I never noticed yellow teeth but I have often thought you look like the young man who plays Harry Potter. That's a compliment. Harry's cool.
by emerson jr. (not verified) on Wed, 08/10/2011 - 11:50pm
I would guess, Emerson, that you are a Quaker.
by Oxy Mora on Wed, 08/10/2011 - 10:57pm
I typed a long reply on the little keyboard on my phone. The page reloaded before I sent. My writing disappeared. Here is abbreviated version. Not sure what you mean. I suffered through 3.5 hour government audit. Now have double vision in left eye. Perhaps not understand because of that. Research Quakers. See they do quiet prayer. Is that what you meant? I like quiet contemplation. But not what I meant. I meant quiet pray-ers, as in one who prays. Grew up Catholic. Was religious as child. Prayed before lunch. No one knew because I did it quietly without needing audience. Suspect some use religion for collective ego.

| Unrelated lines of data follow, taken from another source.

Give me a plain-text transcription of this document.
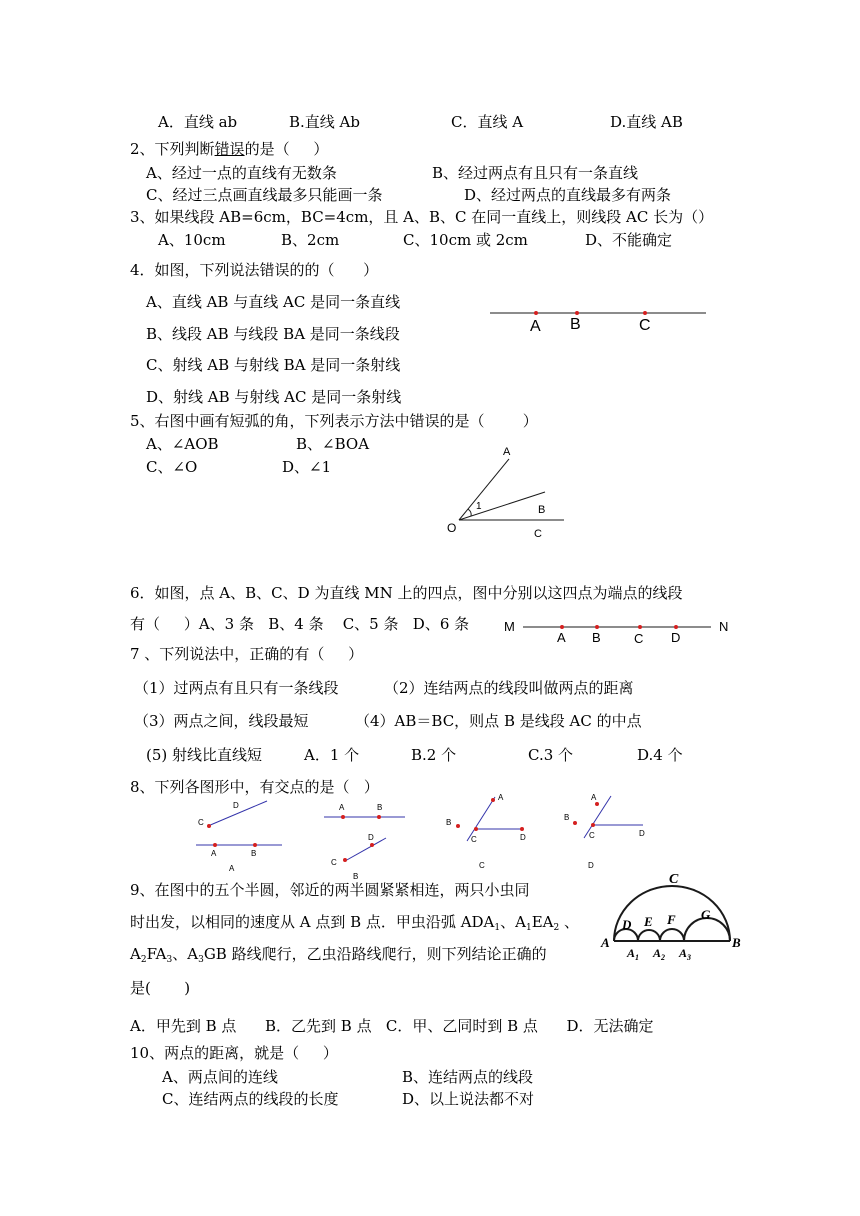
A．直线 ab	B.直线 Ab	C．直线 A	D.直线 AB
2、下列判断错误的是（     ）
A、经过一点的直线有无数条	B、经过两点有且只有一条直线
C、经过三点画直线最多只能画一条	D、经过两点的直线最多有两条
3、如果线段 AB=6cm，BC=4cm，且 A、B、C 在同一直线上，则线段 AC 长为（）
A、10cm	B、2cm	C、10cm 或 2cm	D、不能确定
4．如图，下列说法错误的的（      ）
A、直线 AB 与直线 AC 是同一条直线
B、线段 AB 与线段 BA 是同一条线段
C、射线 AB 与射线 BA 是同一条射线
D、射线 AB 与射线 AC 是同一条射线
A B	C
5、右图中画有短弧的角，下列表示方法中错误的是（        ）
A、∠AOB	B、∠BOA
C、∠O	D、∠1
A
B
C
O
1
6．如图，点 A、B、C、D 为直线 MN 上的四点，图中分别以这四点为端点的线段
有（     ）A、3 条   B、4 条    C、5 条   D、6 条	M
A B	C D
N
7 、下列说法中，正确的有（     ）
（1）过两点有且只有一条线段	（2）连结两点的线段叫做两点的距离
（3）两点之间，线段最短	（4）AB＝BC，则点 B 是线段 AC 的中点
(5) 射线比直线短	A．1 个	B.2 个	C.3 个	D.4 个
8、下列各图形中，有交点的是（   ）
D
C
A	B
A
A	B
D
C
B
A
B
C	D
C
A
B
C	D
D
9、在图中的五个半圆，邻近的两半圆紧紧相连，两只小虫同
时出发，以相同的速度从 A 点到 B 点．甲虫沿弧 $ADA_1$、$A_1EA_2$ 、
$A_2FA_3$、$A_3GB$ 路线爬行，乙虫沿路线爬行，则下列结论正确的
是(       )
A．甲先到 B 点      B．乙先到 B 点   C．甲、乙同时到 B 点      D．无法确定
C
D E F G
A	B
$A_1$ $A_2$ $A_3$
10、两点的距离，就是（     ）
A、两点间的连线	B、连结两点的线段
C、连结两点的线段的长度	D、以上说法都不对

Seriously, I'm not sure if this is shorter than my original. What the heck?!
by emerson jr. (not verified) on Thu, 08/11/2011 - 12:09am
Sorry for the confusion. I was thinking Ralph Waldo Emerson was a Quaker. I was wrong, he was a Unitarian. And a transcendentalist. They were quiet.
Unitarians pray. To God and not through Jesus. As a college freshman I went to New York to hear the great Theologian Paul Tillich speak. He prayed to "God above God."
I think quiet prayers might be the only kind that God might hear.
by Oxy Mora on Thu, 08/11/2011 - 8:28am
Correction.
I would have guessed, Emerson, that you are a transcendentalist.
by Oxy Mora on Thu, 08/11/2011 - 9:35am
Or consider instead, Qnonymous 5:5-5:
"And when you blog, do not be like the hypocrites, who love to blog from amidst the crowds at the leadership conventions and in the election newsrooms, the better to be seen by others ....
But when you blog, go downstairs to your room, close the door and pray to your Father, who is unseen, but upstairs nonetheless. And yeah, though He grumbles about paying all the goddamn bills, he's not gonna throw you out. At leats, not while your Mother's alive....
Oh. And also, do not Twitter. Seriously. Just f*cking don't.
*Unholy sigh* Twitter. Jesus told me it would come to this."
by Qnonymous (not verified) on Wed, 08/10/2011 - 10:43pm
Genghis 100:100
Beware the unverified, lest he jerketh thy qwerty
by Michael Wolraich on Wed, 08/10/2011 - 11:30pm
I was listening to an on-line news feed that carried parts of his speech. I noted he said something to the effect that God doesn't pick a political party. And I noted a few other statements that basically distanced God from politics.
Seems what I thought he was saying was the exact opposite of the reason for the prayer meeting.
Or was I just picking up some stray and random noise on my internet feed?
by Beetlejuice on Thu, 08/11/2011 - 7:21am
That was Jesus weeping in despair at the corruption of his essential message of humility.
by Oxy Mora on Thu, 08/11/2011 - 8:13am
So I wasn't experiencing a rapture then? He really did say it?
by Beetlejuice on Thu, 08/11/2011 - 11:24am
So funny, so truly true. Good job, G. But "calculating and un-Christian"? Of course they are. The voters wouldn't have them any other way. Love the picture they chose over there at CNN. Menacing but reassuring.